Le poisson chinchard
communément appelé « mpiodi » est devenu, depuis quelques mois, rare sur les
marchés et le prix de son carton de 30 kg se négocie à 84 USD au lieu de 59
comme d’habitude, à Kinshasa.
Réagissant jeudi 21 novembre à Radio Okapi,
certains commerçants attribuent cette hausse à la rareté de ces produits dans
les chambres froides où ils s’en approvisionnent. Face à cette rareté, de
nombreuses vendeuses ont opté de se rendre plus tôt dans des chambres froides
pour être les premières servies, le stock étant très limité.
Ainsi, dès 4 heures du
matin, elles sont sur les routes mais malgré cela, certaines rentrent
bredouilles. Celles qui parviennent à en trouver, les revendent plus chers que
prévu :
« Nous venons à 4 heures
pour acheter les chinchards mais lorsque nous vendons au marché les gens
n’achètent pas ».
Ces commerçants demandent
au Gouvernement de trouver une solution à cette situation car le chinchard
étant le poisson le plus prisé des ménages kinois :
« L’Etat doit chercher une
solution car les chinchards se mangent chaque jour.

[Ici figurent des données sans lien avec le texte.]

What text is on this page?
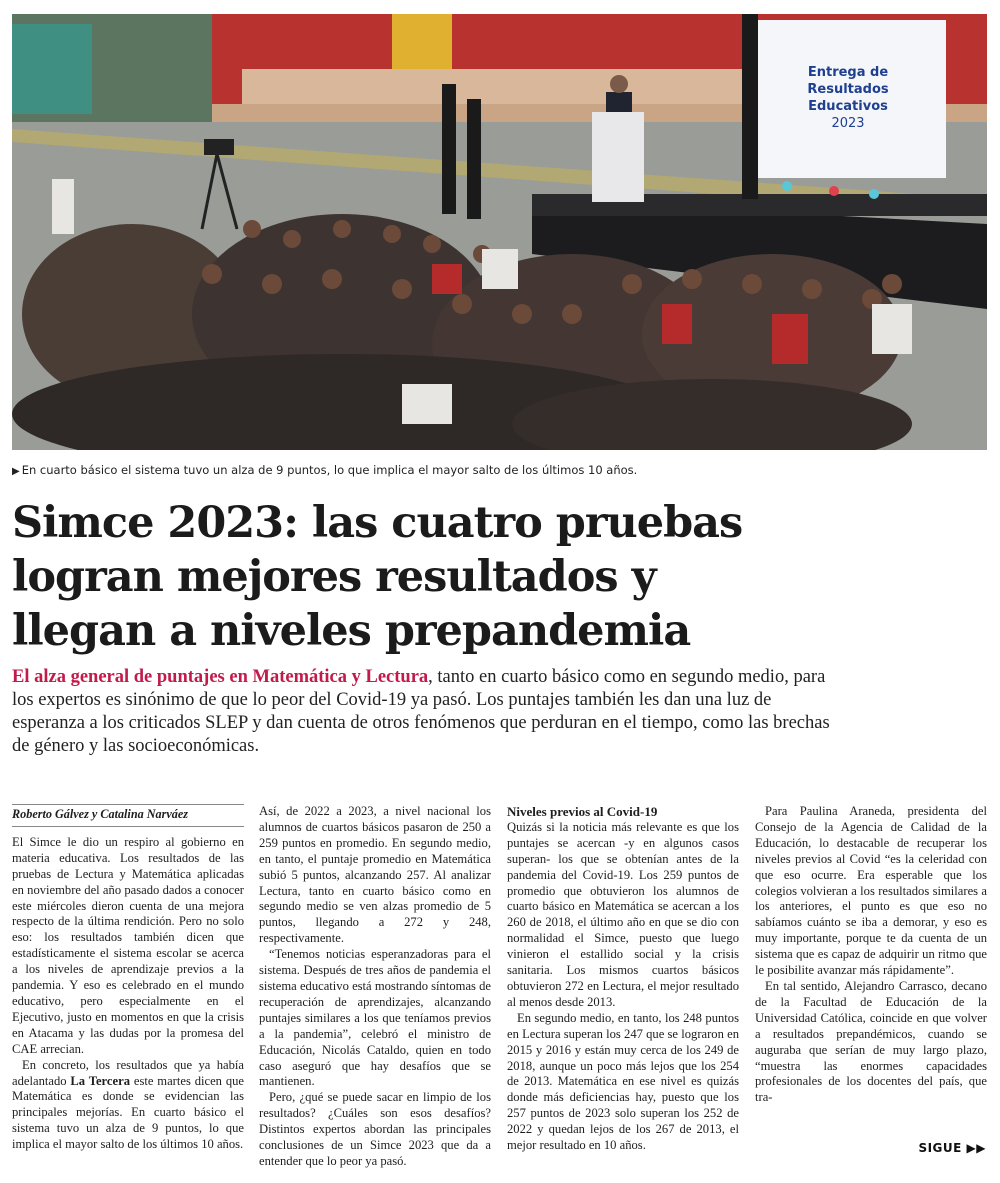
Entrega de
Resultados
Educativos
2023
▶ En cuarto básico el sistema tuvo un alza de 9 puntos, lo que implica el mayor salto de los últimos 10 años.
Simce 2023: las cuatro pruebas
logran mejores resultados y
llegan a niveles prepandemia

El alza general de puntajes en Matemática y Lectura, tanto en cuarto básico como en segundo medio, para los expertos es sinónimo de que lo peor del Covid-19 ya pasó. Los puntajes también les dan una luz de esperanza a los criticados SLEP y dan cuenta de otros fenómenos que perduran en el tiempo, como las brechas de género y las socioeconómicas.

Roberto Gálvez y Catalina Narváez

El Simce le dio un respiro al gobierno en materia educativa. Los resultados de las pruebas de Lectura y Matemática aplicadas en noviembre del año pasado dados a conocer este miércoles dieron cuenta de una mejora respecto de la última rendición. Pero no solo eso: los resultados también dicen que estadísticamente el sistema escolar se acerca a los niveles de aprendizaje previos a la pandemia. Y eso es celebrado en el mundo educativo, pero especialmente en el Ejecutivo, justo en momentos en que la crisis en Atacama y las dudas por la promesa del CAE arrecian.

En concreto, los resultados que ya había adelantado La Tercera este martes dicen que Matemática es donde se evidencian las principales mejorías. En cuarto básico el sistema tuvo un alza de 9 puntos, lo que implica el mayor salto de los últimos 10 años.

Así, de 2022 a 2023, a nivel nacional los alumnos de cuartos básicos pasaron de 250 a 259 puntos en promedio. En segundo medio, en tanto, el puntaje promedio en Matemática subió 5 puntos, alcanzando 257. Al analizar Lectura, tanto en cuarto básico como en segundo medio se ven alzas promedio de 5 puntos, llegando a 272 y 248, respectivamente.

“Tenemos noticias esperanzadoras para el sistema. Después de tres años de pandemia el sistema educativo está mostrando síntomas de recuperación de aprendizajes, alcanzando puntajes similares a los que teníamos previos a la pandemia”, celebró el ministro de Educación, Nicolás Cataldo, quien en todo caso aseguró que hay desafíos que se mantienen.

Pero, ¿qué se puede sacar en limpio de los resultados? ¿Cuáles son esos desafíos? Distintos expertos abordan las principales conclusiones de un Simce 2023 que da a entender que lo peor ya pasó.

Niveles previos al Covid-19

Quizás si la noticia más relevante es que los puntajes se acercan -y en algunos casos superan- los que se obtenían antes de la pandemia del Covid-19. Los 259 puntos de promedio que obtuvieron los alumnos de cuarto básico en Matemática se acercan a los 260 de 2018, el último año en que se dio con normalidad el Simce, puesto que luego vinieron el estallido social y la crisis sanitaria. Los mismos cuartos básicos obtuvieron 272 en Lectura, el mejor resultado al menos desde 2013.

En segundo medio, en tanto, los 248 puntos en Lectura superan los 247 que se lograron en 2015 y 2016 y están muy cerca de los 249 de 2018, aunque un poco más lejos que los 254 de 2013. Matemática en ese nivel es quizás donde más deficiencias hay, puesto que los 257 puntos de 2023 solo superan los 252 de 2022 y quedan lejos de los 267 de 2013, el mejor resultado en 10 años.

Para Paulina Araneda, presidenta del Consejo de la Agencia de Calidad de la Educación, lo destacable de recuperar los niveles previos al Covid “es la celeridad con que eso ocurre. Era esperable que los colegios volvieran a los resultados similares a los anteriores, el punto es que eso no sabíamos cuánto se iba a demorar, y eso es muy importante, porque te da cuenta de un sistema que es capaz de adquirir un ritmo que le posibilite avanzar más rápidamente”.

En tal sentido, Alejandro Carrasco, decano de la Facultad de Educación de la Universidad Católica, coincide en que volver a resultados prepandémicos, cuando se auguraba que serían de muy largo plazo, “muestra las enormes capacidades profesionales de los docentes del país, que tra-

SIGUE ▶▶
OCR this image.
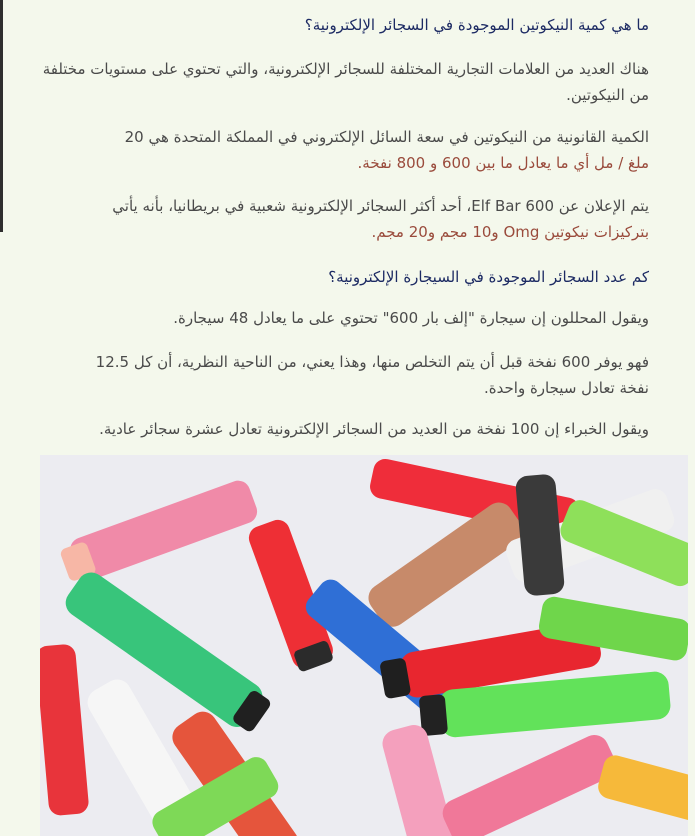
ما هي كمية النيكوتين الموجودة في السجائر الإلكترونية؟

هناك العديد من العلامات التجارية المختلفة للسجائر الإلكترونية، والتي تحتوي على مستويات مختلفة من النيكوتين.

الكمية القانونية من النيكوتين في سعة السائل الإلكتروني في المملكة المتحدة هي 20
ملغ / مل أي ما يعادل ما بين 600 و 800 نفخة.

يتم الإعلان عن Elf Bar 600، أحد أكثر السجائر الإلكترونية شعبية في بريطانيا، بأنه يأتي
بتركيزات نيكوتين Omg و10 مجم و20 مجم.

كم عدد السجائر الموجودة في السيجارة الإلكترونية؟

ويقول المحللون إن سيجارة "إلف بار 600" تحتوي على ما يعادل 48 سيجارة.

فهو يوفر 600 نفخة قبل أن يتم التخلص منها، وهذا يعني، من الناحية النظرية، أن كل 12.5
نفخة تعادل سيجارة واحدة.

ويقول الخبراء إن 100 نفخة من العديد من السجائر الإلكترونية تعادل عشرة سجائر عادية.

Les chinchards se raréfient
souvent pendant la saison sèche mais pendant la saison de pluie il n’y en a ».
D’autres sources
interrogées lient cette situation à la rareté de certains produits, y compris
le chinchard, en cette période de l’année.
D’autres la lient à
l’impact des récentes mesures du Gouvernement interdisant notamment l’entrée en
RDC par le poste frontalier de Lufu, des véhicules immatriculés en Angola.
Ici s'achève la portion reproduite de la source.